Practical KV cache offloading
"""
def __init__(self, gpu_limit_gb: float, cpu_limit_gb: float):
self.gpu_cache = {} # request_id -> tensor
self.cpu_cache = {} # request_id -> tensor
self.gpu_usage = 0
self.gpu_limit = gpu_limit_gb
def store(self, request_id: str, kv_cache: torch.Tensor, priority: int):
cache_size = kv_cache.numel() * kv_cache.element_size() / 1e9
if self.gpu_usage + cache_size > self.gpu_limit:
self._evict_to_cpu(cache_size)
self.gpu_cache[request_id] = kv_cache
self.gpu_usage += cache_size
def _evict_to_cpu(self, needed_gb: float):
"""Evict lowest priority caches to CPU"""
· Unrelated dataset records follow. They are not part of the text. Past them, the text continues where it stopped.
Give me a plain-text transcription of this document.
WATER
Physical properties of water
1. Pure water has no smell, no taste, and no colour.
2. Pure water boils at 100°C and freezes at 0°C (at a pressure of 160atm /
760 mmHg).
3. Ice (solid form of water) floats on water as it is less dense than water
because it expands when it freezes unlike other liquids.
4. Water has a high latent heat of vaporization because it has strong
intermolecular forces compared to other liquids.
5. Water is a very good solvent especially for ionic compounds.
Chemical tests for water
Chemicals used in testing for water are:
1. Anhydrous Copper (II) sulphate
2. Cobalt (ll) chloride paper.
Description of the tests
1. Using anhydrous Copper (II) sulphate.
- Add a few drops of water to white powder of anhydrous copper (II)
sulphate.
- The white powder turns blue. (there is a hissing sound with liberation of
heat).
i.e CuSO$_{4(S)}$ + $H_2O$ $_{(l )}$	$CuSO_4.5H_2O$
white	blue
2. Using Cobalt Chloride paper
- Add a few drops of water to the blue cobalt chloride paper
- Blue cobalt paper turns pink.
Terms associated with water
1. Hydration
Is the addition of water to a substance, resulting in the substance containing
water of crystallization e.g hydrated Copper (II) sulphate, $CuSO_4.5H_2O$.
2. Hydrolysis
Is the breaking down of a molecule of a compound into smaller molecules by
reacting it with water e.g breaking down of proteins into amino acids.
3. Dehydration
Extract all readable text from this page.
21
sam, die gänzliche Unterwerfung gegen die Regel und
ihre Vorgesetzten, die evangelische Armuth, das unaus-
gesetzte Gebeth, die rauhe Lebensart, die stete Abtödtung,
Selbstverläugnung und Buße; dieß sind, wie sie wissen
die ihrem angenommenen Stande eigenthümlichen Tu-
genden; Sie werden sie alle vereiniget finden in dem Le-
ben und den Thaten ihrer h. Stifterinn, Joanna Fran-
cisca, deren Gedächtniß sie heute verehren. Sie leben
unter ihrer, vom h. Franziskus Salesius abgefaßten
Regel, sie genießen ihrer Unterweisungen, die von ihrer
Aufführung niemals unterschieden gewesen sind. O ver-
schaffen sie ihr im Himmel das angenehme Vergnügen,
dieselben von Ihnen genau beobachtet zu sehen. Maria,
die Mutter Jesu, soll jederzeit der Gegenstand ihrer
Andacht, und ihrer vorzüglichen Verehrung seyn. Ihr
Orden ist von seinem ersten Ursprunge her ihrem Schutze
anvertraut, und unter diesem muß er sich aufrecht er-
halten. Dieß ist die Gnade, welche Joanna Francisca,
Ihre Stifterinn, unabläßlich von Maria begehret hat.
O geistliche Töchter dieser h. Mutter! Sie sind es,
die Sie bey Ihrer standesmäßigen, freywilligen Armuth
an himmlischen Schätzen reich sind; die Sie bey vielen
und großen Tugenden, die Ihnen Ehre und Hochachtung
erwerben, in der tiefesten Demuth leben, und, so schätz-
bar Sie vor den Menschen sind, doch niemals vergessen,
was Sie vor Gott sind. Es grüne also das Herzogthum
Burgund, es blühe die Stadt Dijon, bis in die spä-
# Sort by priority, evict lowest first
for request_id in self._sorted_by_priority():
if self.gpu_usage < self.gpu_limit - needed_gb:
break
cache = self.gpu_cache.pop(request_id)
cache_size = cache.numel() * cache.element_size() / 1e9
self.gpu_usage -= cache_size
# Move to CPU (async for overlap)
self.cpu_cache[request_id] = cache.to('cpu', non_blocking=True)
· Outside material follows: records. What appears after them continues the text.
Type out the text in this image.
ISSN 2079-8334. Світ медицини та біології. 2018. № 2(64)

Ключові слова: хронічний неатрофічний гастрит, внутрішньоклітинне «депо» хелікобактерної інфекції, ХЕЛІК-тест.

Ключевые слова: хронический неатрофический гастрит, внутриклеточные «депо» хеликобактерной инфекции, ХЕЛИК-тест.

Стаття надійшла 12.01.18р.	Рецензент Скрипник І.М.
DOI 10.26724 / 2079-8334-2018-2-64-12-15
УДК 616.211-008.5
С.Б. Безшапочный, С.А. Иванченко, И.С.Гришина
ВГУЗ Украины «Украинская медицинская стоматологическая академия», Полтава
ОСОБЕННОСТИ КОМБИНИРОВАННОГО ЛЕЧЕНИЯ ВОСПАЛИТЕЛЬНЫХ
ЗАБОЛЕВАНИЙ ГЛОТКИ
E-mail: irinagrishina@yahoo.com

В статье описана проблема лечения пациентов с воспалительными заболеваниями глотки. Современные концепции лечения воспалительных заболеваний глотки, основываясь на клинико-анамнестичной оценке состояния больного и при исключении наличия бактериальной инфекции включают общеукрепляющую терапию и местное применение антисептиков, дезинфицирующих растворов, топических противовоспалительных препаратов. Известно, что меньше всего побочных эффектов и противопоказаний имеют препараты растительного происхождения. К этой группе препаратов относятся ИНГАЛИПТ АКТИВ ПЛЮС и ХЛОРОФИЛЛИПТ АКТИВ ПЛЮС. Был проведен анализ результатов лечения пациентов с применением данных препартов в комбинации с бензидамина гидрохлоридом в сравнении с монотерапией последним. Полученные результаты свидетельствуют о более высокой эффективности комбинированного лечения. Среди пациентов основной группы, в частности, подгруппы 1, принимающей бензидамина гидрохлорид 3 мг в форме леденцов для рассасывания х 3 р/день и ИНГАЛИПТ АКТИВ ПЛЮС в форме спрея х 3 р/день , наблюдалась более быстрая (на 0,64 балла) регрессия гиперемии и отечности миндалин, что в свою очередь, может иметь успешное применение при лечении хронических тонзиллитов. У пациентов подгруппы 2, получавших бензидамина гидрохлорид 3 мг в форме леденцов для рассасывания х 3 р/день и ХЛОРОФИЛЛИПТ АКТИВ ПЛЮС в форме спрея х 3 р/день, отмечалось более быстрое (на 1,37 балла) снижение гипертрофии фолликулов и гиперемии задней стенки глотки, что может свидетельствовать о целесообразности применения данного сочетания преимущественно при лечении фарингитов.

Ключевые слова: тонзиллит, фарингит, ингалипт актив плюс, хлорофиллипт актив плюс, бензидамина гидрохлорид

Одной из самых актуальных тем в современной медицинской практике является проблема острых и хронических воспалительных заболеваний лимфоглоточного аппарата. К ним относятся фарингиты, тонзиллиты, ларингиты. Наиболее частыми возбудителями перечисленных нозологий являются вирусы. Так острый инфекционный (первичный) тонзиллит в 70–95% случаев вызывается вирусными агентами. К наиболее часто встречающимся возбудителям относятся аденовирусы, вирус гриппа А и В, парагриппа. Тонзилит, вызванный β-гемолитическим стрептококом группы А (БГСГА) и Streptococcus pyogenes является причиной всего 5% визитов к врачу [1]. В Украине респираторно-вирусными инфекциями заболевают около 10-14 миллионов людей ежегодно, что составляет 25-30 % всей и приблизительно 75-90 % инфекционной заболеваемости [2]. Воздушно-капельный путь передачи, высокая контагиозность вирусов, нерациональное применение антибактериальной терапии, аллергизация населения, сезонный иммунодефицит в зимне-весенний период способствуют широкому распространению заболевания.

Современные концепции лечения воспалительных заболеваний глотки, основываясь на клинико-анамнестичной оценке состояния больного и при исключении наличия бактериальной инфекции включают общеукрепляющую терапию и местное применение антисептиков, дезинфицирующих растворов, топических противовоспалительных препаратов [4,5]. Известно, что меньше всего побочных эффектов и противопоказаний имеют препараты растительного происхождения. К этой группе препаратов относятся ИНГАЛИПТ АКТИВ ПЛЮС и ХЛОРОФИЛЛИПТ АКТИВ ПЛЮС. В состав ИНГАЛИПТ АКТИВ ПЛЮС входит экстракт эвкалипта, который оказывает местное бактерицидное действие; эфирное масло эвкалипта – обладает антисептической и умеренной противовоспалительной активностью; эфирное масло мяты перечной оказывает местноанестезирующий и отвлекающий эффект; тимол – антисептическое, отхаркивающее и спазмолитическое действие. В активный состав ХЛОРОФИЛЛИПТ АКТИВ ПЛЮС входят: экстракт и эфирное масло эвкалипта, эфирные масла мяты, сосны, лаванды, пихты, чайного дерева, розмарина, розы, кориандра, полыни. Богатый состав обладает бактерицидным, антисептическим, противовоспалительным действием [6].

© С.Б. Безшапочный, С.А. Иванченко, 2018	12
def retrieve(self, request_id: str) -> torch.Tensor:
if request_id in self.gpu_cache:
return self.gpu_cache[request_id]
if request_id in self.cpu_cache:
# Move back to GPU
cache = self.cpu_cache.pop(request_id)
gpu_cache = cache.to('cuda', non_blocking=True)
torch.cuda.synchronize() # Wait for transfer
return gpu_cache
raise KeyError(f"Cache not found for {request_id}")
The Decision Matrix
def offloading_decision_matrix():
return {
"high_latency_sensitive": {
"strategy": "Don't offload, limit concurrency",
"reason": "Transfer latency unacceptable",
},
"batch_processing": {
"strategy": "Aggressive offloading",
"reason": "Throughput matters, not latency",
},
"mixed_priority_workload": {
"strategy": "Offload low-priority request caches",
"reason": "High-priority stays fast, low-priority waits",
},
"memory_constrained": {
"strategy": "Offload everything possible",
"reason": "Alternative is OOM or rejecting requests",
},
}
Offloading is a tool, not a solution. The right approach depends on your latency requirements, workload patterns, and hardware. Sometimes the best "offloading strategy" is simply running fewer concurrent requests.